Bedah Film “Road to Resilience” dan Buku “Anak Negeri di Pusaran Konflik Suriah” di FISIP UNDIP
SEMARANG[BahteraJateng] – Sedikitnya 200 mahasiswa Jurusan Hubungan Internasional (HI) Fakultas Ilmu Sosial dan Ilmu Politik (FISIP) Universitas Diponegoro (UNDIP) Semarang antusias mengikuti pemutaran film dokumenter “Road to Resilience”, Selasa (3/6) di aula Fimena FISIP Undip Semarang.
Film produksi Kreasi Prasasti Perdamaian (KPP) bersama ruangobrol.id ini adalah bagian dari kampanye edukatif guna mencegah ekstremisme kekerasan di kalangan anak muda.

Usai pemutaran film “Road to Resilience“, para mahasiswa yang hadir aktif berdiskusi dan mengajukan pertanyaan kritis, khususnya mengenai tokoh utama film, Febri Ramdani— seorang pemuda asal Indonesia yang nekat menyusul ibunya ke wilayah kekuasaan ISIS di Suriah pada 2016.
Salah satu mahasiswa HI angkatan 2024, Sakina, mempertanyakan bagaimana akses ke wilayah konflik tersebut bisa dilakukan. “Bagaimana caranya bisa sampai masuk ke negara konflik? Apa gampang aksesnya?” ujarnya.
Diskusi juga menggali lebih dalam situasi di markas ISIS serta dampak psikologis dan sosial yang dialami Febri dan keluarganya sekembalinya ke Indonesia. Film ini dinilai relevan dengan sejumlah mata kuliah seperti Studi Konflik, Keamanan Global, dan Politik Internasional Kontemporer.
Pesan Personal dan Strategi Naratif
Direktur ruangobrol.id, Noor Huda Ismail, menyebut narasi personal seperti kisah Febri lebih efektif menjangkau generasi muda daripada pendekatan normatif.
“Isu terorisme dan radikalisme itu berat dan menakutkan. Tapi lewat film dan kisah nyata, publik bisa memahami bahwa semua ini berawal dari pilihan kecil yang berdampak besar,” ujarnya.
Film ini mengisahkan perjalanan Febri yang berakhir tragis. Bukannya menemukan kehidupan ideal yang dijanjikan, ia justru terjebak dalam penindasan di bawah ISIS. Bersama 16 anggota keluarganya, Febri akhirnya direpatriasi ke Indonesia pada Agustus 2017. Namun, kepulangan itu disertai tantangan besar: stigma sosial, tekanan ekonomi, dan krisis identitas yang membuatnya mengalami depresi berat.

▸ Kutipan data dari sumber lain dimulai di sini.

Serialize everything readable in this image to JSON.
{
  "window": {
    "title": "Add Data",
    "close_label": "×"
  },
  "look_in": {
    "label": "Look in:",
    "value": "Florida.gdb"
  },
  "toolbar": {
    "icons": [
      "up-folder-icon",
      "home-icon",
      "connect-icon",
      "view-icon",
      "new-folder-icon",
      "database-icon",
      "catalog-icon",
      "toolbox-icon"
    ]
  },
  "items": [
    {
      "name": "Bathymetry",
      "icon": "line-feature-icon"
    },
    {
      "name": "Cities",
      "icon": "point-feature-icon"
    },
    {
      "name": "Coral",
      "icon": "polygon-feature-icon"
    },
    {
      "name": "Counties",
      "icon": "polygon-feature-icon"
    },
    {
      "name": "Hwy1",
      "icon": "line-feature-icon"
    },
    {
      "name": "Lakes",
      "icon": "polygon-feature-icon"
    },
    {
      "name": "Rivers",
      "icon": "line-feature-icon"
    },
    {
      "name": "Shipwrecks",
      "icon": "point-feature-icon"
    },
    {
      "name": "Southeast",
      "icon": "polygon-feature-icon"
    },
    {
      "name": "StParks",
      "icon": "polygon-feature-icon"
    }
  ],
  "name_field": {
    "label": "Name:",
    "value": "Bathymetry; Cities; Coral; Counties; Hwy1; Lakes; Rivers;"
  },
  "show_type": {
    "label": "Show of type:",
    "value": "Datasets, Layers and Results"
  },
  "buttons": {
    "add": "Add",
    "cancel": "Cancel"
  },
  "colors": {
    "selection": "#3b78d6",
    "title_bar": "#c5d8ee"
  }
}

Bedah Buku: Analisis Akademik atas Konflik dan Radikalisasi
Selain film, kampanye ini juga menghadirkan bedah buku “Anak Negeri di Pusaran Konflik Suriah” karya Noor Huda Ismail. Buku tersebut mengangkat kisah nyata WNI yang terlibat dalam konflik Suriah, serta menganalisis motif mereka menggunakan pendekatan 3N (Needs, Networks, Narratives) dan identity fusion.
Dalam paparannya, Huda menjelaskan faktor-faktor pendorong (push) seperti kemiskinan, keterasingan sosial, dan trauma kolektif, serta faktor penarik (pull) seperti janji surga, keuntungan ekonomi, hingga semangat petualangan. Ia juga menyoroti peran media sosial dan ruang gema (filter bubble) dalam memperkuat paham ekstrem.
“Anak-anak sekarang belajar dari TikTok, dari influencer, bukan dari ulama. Jadi pendekatannya harus berubah,” tegasnya.
Kampanye Nasional dan RAN PE
Kegiatan ini merupakan bagian dari roadshow nasional setelah peluncuran program di Jakarta, Februari 2025, oleh Kepala BNPT Komjen Pol Eddy Hartono. Setelah menyambangi Jakarta, Bandung, Lampung, dan Surabaya, Semarang menjadi kota terakhir.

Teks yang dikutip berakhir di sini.